Thursday, April 12, 2007

White House E-Mail "Lost" in Private Accounts 12 Apr 2007

Breaking News and Commentary from Citizens for Legitimate Government 12 April 2007
http://www.legitgov.org/
All links to articles as summarized below are available here:
http://www.legitgov.org/index.html#breaking_news
White House E-Mail "Lost" in Private Accounts --Messages May Have Included Discussions About Firing of Eight Prosecutors 12 Apr 2007 The White House acknowledged yesterday that e-mails dealing with official government business may have been lost [!?!] because they were improperly sent through private accounts intended to be used for political activities. Administration officials said they could offer no estimate of how many e-mails were lost but indicated that some may involve messages from White House senior adviser Karl Rove, whose role in the firings has been under scrutiny by congressional Democrats.

Shocking New Disclosure - White House Lost over FIVE MILLION EMAILS in Two Year Period (CREW) 12 Apr 2007 Citizens for Responsibility and Ethics in Washington (CREW) today has released a report, WITHOUT A TRACE: The Missing White House Emails and the Violations of the Presidential Records Act, detailing the legal issues behind the story of the White House e-mail scandal.

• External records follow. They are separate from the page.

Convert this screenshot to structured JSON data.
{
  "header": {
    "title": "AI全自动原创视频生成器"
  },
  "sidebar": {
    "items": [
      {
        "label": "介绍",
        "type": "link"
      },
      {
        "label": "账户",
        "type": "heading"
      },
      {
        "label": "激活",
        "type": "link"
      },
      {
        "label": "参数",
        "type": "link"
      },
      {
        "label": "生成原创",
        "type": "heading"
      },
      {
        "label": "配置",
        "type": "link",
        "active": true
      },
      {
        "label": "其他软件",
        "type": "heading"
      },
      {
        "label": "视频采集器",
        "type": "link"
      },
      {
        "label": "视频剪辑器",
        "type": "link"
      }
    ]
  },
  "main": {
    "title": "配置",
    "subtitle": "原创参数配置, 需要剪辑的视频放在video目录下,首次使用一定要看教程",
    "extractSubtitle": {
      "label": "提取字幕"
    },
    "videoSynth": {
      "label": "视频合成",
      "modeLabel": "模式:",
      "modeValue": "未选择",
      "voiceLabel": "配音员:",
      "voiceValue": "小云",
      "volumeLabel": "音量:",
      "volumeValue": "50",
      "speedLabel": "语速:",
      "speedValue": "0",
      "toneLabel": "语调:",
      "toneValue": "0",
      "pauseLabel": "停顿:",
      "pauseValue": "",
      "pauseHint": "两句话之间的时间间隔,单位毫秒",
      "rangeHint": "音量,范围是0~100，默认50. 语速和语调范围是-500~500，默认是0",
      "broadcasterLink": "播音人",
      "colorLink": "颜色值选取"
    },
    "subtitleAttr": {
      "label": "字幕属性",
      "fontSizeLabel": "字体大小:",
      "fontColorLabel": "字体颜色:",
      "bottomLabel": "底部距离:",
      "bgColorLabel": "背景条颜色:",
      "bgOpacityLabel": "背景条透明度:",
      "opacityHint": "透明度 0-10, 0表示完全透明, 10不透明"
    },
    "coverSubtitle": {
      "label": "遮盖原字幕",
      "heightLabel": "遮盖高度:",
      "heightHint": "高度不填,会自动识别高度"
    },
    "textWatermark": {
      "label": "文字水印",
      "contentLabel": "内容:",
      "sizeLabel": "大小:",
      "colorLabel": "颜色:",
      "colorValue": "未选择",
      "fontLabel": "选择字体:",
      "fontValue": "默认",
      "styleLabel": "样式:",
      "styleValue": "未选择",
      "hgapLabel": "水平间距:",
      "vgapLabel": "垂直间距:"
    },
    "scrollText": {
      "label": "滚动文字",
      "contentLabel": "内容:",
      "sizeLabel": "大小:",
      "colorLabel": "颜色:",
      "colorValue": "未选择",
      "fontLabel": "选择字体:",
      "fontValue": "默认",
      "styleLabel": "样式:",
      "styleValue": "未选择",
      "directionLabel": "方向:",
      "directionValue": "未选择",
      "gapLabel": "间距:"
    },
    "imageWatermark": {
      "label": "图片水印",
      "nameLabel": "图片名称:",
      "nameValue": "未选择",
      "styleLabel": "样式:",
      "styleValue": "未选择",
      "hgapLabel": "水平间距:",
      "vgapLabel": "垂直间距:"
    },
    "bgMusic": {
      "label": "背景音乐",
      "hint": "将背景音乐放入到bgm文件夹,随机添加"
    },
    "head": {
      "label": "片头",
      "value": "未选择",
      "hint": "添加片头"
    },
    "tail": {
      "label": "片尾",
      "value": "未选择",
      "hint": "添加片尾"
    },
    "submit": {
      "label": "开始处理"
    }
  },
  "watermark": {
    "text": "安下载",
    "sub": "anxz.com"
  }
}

In a startling new revelation, CREW has also learned through two confidential sources that the Executive Office of the President (EOP) has lost over five million emails generated between March 2003 and October 2005.

Leahy says Bush aides lied about e-mails 12 Apr 2007 President [sic] Bush's aides are lying about White House e-mails sent on a Republican account that might have been lost, Senate Judiciary Committee Chairman Patrick Leahy (D-Vt.) said Thursday, vowing to subpoena those documents if the administration fails to cough them up. "They say they have not been preserved. I don't believe that!" Leahy shouted from the Senate floor. "You can't erase e-mails, not today. They've gone through too many servers," said Leahy, D-Vt. "Those e-mails are there, they just don't want to produce them. We'll subpoena them if necessary."

Senate panel seeks missing White House records 12 Apr 2007 A U.S. congressional panel investigating the firing of eight federal prosecutors authorized subpoenas on Thursday for e-mails the White House has declared may be missing. Senate Judiciary Committee Chairman Patrick Leahy (D-VT) challenged the White House assertion, saying, "I don't believe that." Leahy said the matter was reminiscent of the old line, "the dog ate my homework," and "the famous 18-minute gap" in the Nixon White House tapes during the Watergate scandal three decades ago.